In ASP.NET 2.0, caching has been improved in a couple of notable ways. Probably the most interesting feature is the introduction of database-triggered cache invalidation. In ASP.NET 1.x, you can invalidate a cached item based on some pre-defined conditions such as change in an XML file or change in another cache item. Using this feature, you can remove or invalidate an item from the cache when the data or another cached item changes.
However, the ASP.NET 1.x Cache API does not allow you to invalidate an item in the cache when data in a SQL Server database changes. This is a very common capability most applications will require. ASP.NET 2.0 addresses this by providing the database triggered cache invalidation capability to ensure that the items in the cache are kept up-to-date with the changes in the database. You can accomplish this using any one of the following methods.

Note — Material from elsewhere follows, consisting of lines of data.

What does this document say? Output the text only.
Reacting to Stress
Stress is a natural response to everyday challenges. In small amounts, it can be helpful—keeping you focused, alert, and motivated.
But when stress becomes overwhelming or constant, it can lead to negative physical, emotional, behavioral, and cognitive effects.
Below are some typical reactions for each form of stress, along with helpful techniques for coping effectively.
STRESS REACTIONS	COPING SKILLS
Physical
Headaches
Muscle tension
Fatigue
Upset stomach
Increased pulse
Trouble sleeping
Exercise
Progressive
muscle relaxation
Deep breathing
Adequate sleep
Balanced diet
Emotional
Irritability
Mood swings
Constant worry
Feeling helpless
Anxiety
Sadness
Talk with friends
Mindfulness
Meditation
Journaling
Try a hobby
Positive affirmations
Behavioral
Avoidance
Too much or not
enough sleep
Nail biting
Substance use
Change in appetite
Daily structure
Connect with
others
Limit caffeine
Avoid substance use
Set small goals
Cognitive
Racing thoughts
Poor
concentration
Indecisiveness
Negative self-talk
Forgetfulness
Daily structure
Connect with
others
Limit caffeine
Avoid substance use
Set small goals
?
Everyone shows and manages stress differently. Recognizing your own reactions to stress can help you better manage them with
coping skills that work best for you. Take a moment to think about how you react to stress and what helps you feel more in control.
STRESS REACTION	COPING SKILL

* Declarative Output caching - This is similar to declarative output caching in ASP.NET 1.x, wherein you configure caching by specifying the OutputCache directive and their related attributes.
* Programmatic Output caching - In this method, you will use the SqlCacheDependency object programmatically to specify the items to be cached and set their attributes.

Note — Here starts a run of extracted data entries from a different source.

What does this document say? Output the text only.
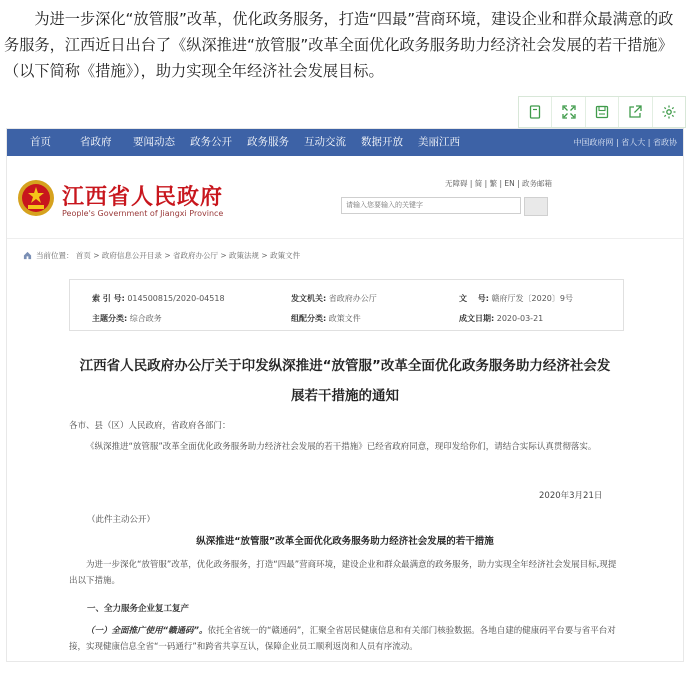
为进一步深化“放管服”改革，优化政务服务，打造“四最”营商环境，建设企业和群众最满意的政务服务，江西近日出台了《纵深推进“放管服”改革全面优化政务服务助力经济社会发展的若干措施》（以下简称《措施》），助力实现全年经济社会发展目标。

首页	省政府 要闻动态 政务公开 政务服务 互动交流 数据开放 美丽江西	中国政府网 | 省人大 | 省政协
江西省人民政府
People's Government of Jiangxi Province
无障碍 | 简 | 繁 | EN | 政务邮箱
请输入您要输入的关键字
当前位置： 首页 > 政府信息公开目录 > 省政府办公厅 > 政策法规 > 政策文件
索 引 号: 014500815/2020-04518	发文机关: 省政府办公厅	文　 号: 赣府厅发〔2020〕9号
主题分类: 综合政务	组配分类: 政策文件	成文日期: 2020-03-21
江西省人民政府办公厅关于印发纵深推进“放管服”改革全面优化政务服务助力经济社会发
展若干措施的通知
各市、县（区）人民政府，省政府各部门：

《纵深推进“放管服”改革全面优化政务服务助力经济社会发展的若干措施》已经省政府同意，现印发给你们，请结合实际认真贯彻落实。

2020年3月21日
（此件主动公开）
纵深推进“放管服”改革全面优化政务服务助力经济社会发展的若干措施

为进一步深化“放管服”改革，优化政务服务，打造“四最”营商环境，建设企业和群众最满意的政务服务，助力实现全年经济社会发展目标,现提出以下措施。

一、全力服务企业复工复产

（一）全面推广使用“赣通码”。依托全省统一的“赣通码”，汇聚全省居民健康信息和有关部门核验数据。各地自建的健康码平台要与省平台对接，实现健康信息全省“一码通行”和跨省共享互认，保障企业员工顺利返岗和人员有序流动。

* Cache API - In this option, you will use the static methods of the Cache class such as Insert, Remove, Add and so on to add or remove items from the ASP.NET cache, while still using the SqlCacheDependency object to trigger the cache invalidation.
Another important caching feature in ASP.NET 2.0 is the ability to create custom cache dependencies, which is not possible with ASP.NET 1.x Cache API. To accomplish this, you need to inherit from the CacheDependency class. Since the CacheDependency is a sealed class in ASP.NET 1.x, you can't inherit and extend it. However, in ASP.NET 2.0, this is no longer the case. You can inherit from CacheDependency class and create your own custom cache dependencies.
This opens up a world of opportunities where you can roll your own custom cache dependencies required for a particular class of applications. For example, you can create a StockPriceCacheDependency class that automatically invalidates the cached data when the stock price changes.